What do you think is the future of humanity?
The consensus seems to be “time travel”. One cannot avoid it. We are the very cusp– or have already attained it, if the Mendecans are to be believed– of one of the greatest scientific revolutions in history, greater even than the “life-serum” of the mid-21st Century… and, I’m sure, equally confined to the wealthy. But to tell you the truth, I don’t buy it.
“Nostalgia for all” will not make a very effective war-cry. That’s in the very best-case scenario, if the technology will really be as accessible as our medial hallucinations seem to suggest. “The power to fix all of your mistakes”, yes, and the power to revisit them too, and to watch them over and over, to relive them… I think people underestimate the necessary attachment we have towards our failures. We tell ourselves we want to fix them, but to do so is to fundamentally alter our brain chemistry so we never learn from our mistakes in the first place. It’s agonising, yes, but also pleasurable to be able to go over, at any moment, a “top 10” list of all the times we’ve put our foot in our mouths, say, or failed to explain our feelings, at a crucial juncture, to someone that we love. Even if the feelings are “bad”, they are still feelings, and it is the bad feelings too that make up our lives. And suppose we go back and we find out that we don’t want to, or we can’t– even if it were physically possible– change our mistakes?
Life would become a kind of play.
Yes, and the most intimate and relevant. It would mean the death of art. “Nostalgia for all”. The slogan implies regression. To that extent, those that seek it are already lost in it– you’ll excuse me if I say they are a lower form of humanity.
Aren’t such distinctions inherently dangerous?
No. I don’t think so. The danger is in enforcing them. A regressive is just as likely to pull himself out of a regression as a non-regressive is to put himself into one. The distinctions are fluid. What I’m really describing is a physical state: today the puddle is frozen, tomorrow it might not be.
So you don’t think that time travel will bring on Armageddon?

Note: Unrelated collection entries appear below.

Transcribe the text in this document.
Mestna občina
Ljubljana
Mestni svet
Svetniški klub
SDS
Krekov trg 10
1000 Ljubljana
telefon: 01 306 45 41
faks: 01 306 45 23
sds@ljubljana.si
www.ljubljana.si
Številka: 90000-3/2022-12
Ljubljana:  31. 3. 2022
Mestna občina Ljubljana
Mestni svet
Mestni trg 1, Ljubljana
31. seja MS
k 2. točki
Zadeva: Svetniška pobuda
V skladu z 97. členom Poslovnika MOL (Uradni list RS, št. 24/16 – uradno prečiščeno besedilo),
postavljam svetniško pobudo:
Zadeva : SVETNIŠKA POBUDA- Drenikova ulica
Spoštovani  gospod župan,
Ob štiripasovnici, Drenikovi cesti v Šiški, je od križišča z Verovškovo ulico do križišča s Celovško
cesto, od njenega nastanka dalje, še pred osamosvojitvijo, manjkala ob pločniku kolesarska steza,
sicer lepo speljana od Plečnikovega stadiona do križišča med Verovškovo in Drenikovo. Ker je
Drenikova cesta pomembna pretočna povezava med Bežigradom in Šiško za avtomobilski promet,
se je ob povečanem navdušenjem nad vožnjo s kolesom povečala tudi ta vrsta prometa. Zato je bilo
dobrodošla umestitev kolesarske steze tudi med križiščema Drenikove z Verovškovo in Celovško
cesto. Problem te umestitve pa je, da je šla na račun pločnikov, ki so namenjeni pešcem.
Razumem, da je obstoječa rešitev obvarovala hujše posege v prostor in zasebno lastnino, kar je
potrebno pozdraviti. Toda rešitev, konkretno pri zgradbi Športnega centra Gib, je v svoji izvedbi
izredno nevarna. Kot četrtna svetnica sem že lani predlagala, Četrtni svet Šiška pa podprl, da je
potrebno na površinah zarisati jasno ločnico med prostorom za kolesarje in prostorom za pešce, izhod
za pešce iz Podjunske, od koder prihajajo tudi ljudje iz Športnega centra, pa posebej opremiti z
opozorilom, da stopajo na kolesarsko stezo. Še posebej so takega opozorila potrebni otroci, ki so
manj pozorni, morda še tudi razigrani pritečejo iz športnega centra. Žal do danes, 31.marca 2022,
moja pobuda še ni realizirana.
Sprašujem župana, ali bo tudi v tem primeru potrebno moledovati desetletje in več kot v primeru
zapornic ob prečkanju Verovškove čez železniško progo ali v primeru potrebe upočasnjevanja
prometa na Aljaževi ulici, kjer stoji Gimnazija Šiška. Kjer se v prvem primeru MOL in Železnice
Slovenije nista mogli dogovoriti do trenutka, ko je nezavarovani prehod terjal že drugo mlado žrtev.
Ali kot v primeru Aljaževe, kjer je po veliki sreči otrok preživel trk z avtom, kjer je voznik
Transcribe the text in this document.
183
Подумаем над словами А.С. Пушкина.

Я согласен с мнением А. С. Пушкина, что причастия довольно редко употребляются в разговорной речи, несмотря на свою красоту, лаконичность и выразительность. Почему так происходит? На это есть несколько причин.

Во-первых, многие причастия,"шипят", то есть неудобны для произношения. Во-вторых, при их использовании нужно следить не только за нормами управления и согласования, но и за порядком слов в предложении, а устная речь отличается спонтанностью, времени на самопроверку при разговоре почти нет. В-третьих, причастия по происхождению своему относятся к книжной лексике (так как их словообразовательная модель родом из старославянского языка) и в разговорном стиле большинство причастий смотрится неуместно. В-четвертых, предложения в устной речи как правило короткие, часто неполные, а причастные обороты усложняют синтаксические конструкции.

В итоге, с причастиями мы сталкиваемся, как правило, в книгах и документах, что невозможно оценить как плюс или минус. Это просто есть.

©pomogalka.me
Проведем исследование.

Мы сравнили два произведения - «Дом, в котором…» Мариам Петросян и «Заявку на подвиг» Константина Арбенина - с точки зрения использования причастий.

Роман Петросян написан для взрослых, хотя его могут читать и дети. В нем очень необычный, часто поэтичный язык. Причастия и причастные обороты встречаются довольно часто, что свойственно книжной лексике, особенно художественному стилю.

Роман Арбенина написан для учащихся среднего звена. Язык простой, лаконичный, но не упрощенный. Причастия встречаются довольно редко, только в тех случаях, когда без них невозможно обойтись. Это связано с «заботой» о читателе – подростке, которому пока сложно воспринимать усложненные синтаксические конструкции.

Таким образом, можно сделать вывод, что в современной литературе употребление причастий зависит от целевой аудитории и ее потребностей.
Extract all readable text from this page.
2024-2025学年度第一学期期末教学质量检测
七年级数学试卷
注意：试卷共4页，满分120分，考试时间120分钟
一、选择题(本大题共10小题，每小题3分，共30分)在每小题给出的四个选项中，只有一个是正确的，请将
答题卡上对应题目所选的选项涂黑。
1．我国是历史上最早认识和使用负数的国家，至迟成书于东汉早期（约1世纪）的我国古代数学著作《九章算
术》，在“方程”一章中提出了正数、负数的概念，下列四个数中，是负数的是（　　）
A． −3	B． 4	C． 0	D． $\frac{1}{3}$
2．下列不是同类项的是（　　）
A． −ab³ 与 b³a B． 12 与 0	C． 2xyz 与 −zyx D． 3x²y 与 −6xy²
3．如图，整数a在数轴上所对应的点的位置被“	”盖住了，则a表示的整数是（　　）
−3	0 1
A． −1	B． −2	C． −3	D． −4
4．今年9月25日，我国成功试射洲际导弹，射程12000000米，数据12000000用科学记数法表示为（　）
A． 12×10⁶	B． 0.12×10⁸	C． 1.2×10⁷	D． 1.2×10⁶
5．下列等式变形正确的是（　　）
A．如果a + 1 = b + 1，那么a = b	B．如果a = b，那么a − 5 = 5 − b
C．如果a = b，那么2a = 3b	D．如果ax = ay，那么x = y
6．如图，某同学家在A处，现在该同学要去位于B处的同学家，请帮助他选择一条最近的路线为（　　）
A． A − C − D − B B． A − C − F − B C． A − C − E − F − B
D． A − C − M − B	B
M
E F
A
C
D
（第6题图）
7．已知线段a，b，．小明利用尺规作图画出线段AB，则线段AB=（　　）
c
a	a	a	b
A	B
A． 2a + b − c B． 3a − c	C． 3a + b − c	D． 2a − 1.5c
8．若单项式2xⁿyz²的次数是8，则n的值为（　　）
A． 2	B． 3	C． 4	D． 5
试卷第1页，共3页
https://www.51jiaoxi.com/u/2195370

Did television? Did the internet? Did virtual reality? The ones who live in those worlds forfeit ours. The math is very simple. You can’t be in two places at once. I know there is some concern that the wealthy will go back in time and re-align historical distributions of wealth… There is that ad-campaign, I can’t remember the name of the organisation, that goes: “Do you want the rich to not only bleed you dry, but Montezuma as well?” And there are the commercials with a destitute Genghis Khan, the Romans, the Pharoahs, etc. I find those spots very clever. And I’m sure that’s what the wealthy would try and do, if given half the opportunity. That being said, I’m not sure the opportunity will ever be granted them. My own readings have suggested that time travel, insofar as we can accomplish it, will be highly personal. There is also that old argument: if something bad was going to happen, why hasn’t it? We are a barrier between the future and the past. One would think that to alter either would mean our own obliteration… and who knows, maybe that’s already happened. I’m comfortable living for ever in an off-shoot Universe that will never come to anything.
So you’ve ruled out the “classic” idea of time travel?
No. I didn’t say that. I’m just not very concerned about it. As I’ve said, it might already have happened: perhaps in a parallel life I was a convict, or a mosquito. I could be a king too, but I can’t complain about the life I have now. I do, however, like the idea that all of history is a constantly shifting illusion. But for practical purposes we can’t treat that as anything other than a thought experiment.